We too when in the market would call there Irene.
Ken lived to be 93 too, good evidence that eating plenty of vegetables and fruit benefits your health.
In winter and with no heating in the fruit market I remember they would stand on layers of cardboard, they said it helped stop the cold from the concrete floor striking up to their feet.
https://www.legacy.com/uk/obituaries/wigantoday-uk/name/kenneth-hall-obituary?id=46197381
Ken had a stall inside the main Market Hall when I used to buy off him, Cyril....the adjoining fruit market had gone, but I DO remember it.....I remember getting discarded lettuce leaves from under the counters for our tortoise when I was a child, and seeing the exotic-looking tissue-paper wrappers that tangerines came in at Christmas. I remember buying veg from the fruit market when I was first married, and running there from Wigan Park when my young son fell in the duck-pond and I had to take him home in a taxi.....I had to beg for some cardboard boxes for him to sit on in the taxi or the driver wouldn't have taken us......oh, the memories that a Wigan World photo brings back!
Irene, I remember going to a house on Greenfield Avenue at Ince in the early 1980s, it was an old lady who lived there and there was a Tortoise in the garden which she said had belonged to her sons.

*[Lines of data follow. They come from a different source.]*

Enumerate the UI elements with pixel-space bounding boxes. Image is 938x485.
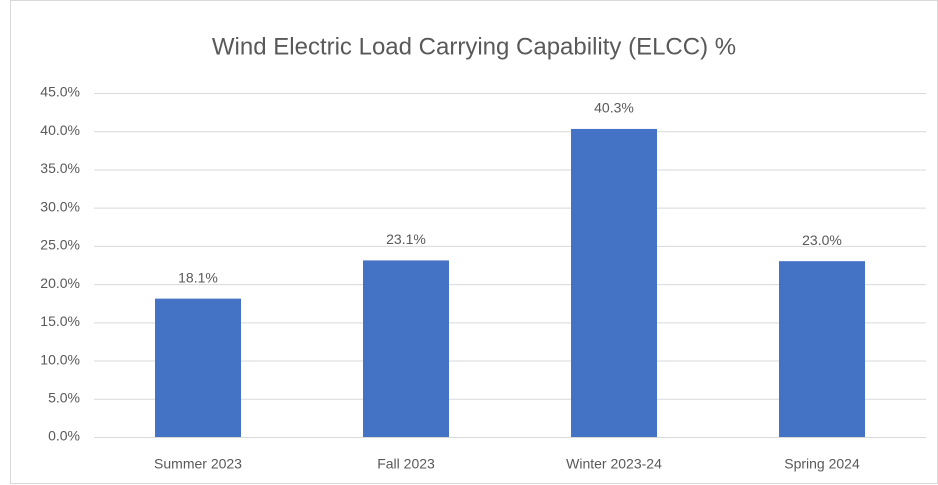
data-label: 18.1% (178, 269, 218, 285)
y-tick-label: 30.0% (40, 198, 80, 214)
y-tick-label: 10.0% (40, 351, 80, 367)
chart-title: Wind Electric Load Carrying Capability (… (212, 33, 736, 60)
bar (363, 260, 449, 437)
data-label: 40.3% (594, 100, 634, 116)
data-label: 23.0% (802, 232, 842, 248)
y-tick-label: 40.0% (40, 122, 80, 138)
bar (779, 261, 865, 437)
y-tick-label: 25.0% (40, 237, 80, 253)
x-tick-label: Fall 2023 (377, 456, 435, 472)
y-tick-label: 20.0% (40, 275, 80, 291)
x-tick-label: Winter 2023-24 (566, 456, 662, 472)
y-tick-label: 15.0% (40, 313, 80, 329)
bar (571, 128, 657, 437)
x-tick-label: Spring 2024 (784, 456, 860, 472)
x-tick-label: Summer 2023 (154, 456, 242, 472)
y-tick-label: 45.0% (40, 84, 80, 100)
y-tick-label: 0.0% (48, 428, 80, 444)
bar (155, 298, 241, 437)
y-tick-label: 5.0% (48, 389, 80, 405)
data-label: 23.1% (386, 231, 426, 247)
y-tick-label: 35.0% (40, 160, 80, 176)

The lady also said that in Autumn it would go under the garden shed until it got warmer in the next year, and had been doing that for years. I often thought about it and wondered how it had gone on over the years. Hopefully it had later been found and maybe still living a good life somewhere, just so long as it hadn't been found and mistreated.
I don't remember them being given by by fairgrounds, see link below,
'I'm sure that was once a Wigan joke, maybe the Bolton Evening News has just heard it', but the pet shop on the Wiend always had them for sale, but we wasn't allowed one, though some of my friends kept them in the 1950s and 1960s and remember them always on the hunt for greens. https://www.theboltonnews.co.uk/comment/4541045.coconut-goldfish-or-tortoise/
We had a tortoise when our children were growing up, Cyril.....he was found wandering along Warrington Road in Abram in the 1980s and we took him in; I assumed he had escaped from someone's garden and I placed an advert in the papershop window, but no-one claimed him so we kept him. He lived for a number of years and I remember taking him into Abram School to show the children when I used to help out there. We called him Topsy and our Jamie, (49 now), still has a picture he made of Topsy out of plastic shapes. One year he just didn't wake up from his hibernation and we buried him in the backyard where he joined a budgie called Ollie and a few fairground goldfish, one memorably called "Glug" by the children!
I remember school friends who had Tortoises and theirs died too when in hibernation Irene, it must be tricky getting things just right.
I've been reading on the web that it's only recently that they've been doing research on their hibernation or brumation, and it's interesting reading through the article. https://www.rvc.ac.uk/research/news/general/world-tortoise-and-turtle-day-research-from-the-royal-veterinary-college-reveals-risk-factors-to-tortoises-during-brumation-in-uk
Remember this bloke well and his stall in the old fruit market.
Irene,that same thing happened to m my tortoise Timmy..he just never woke up,I would be about twelve at the time and I have a photograph of me sat on a cane chair in our back yard and I was holding him..I used to have a locket and chain and Timmy’s photo was inside the locket..I really loved that little tortoise.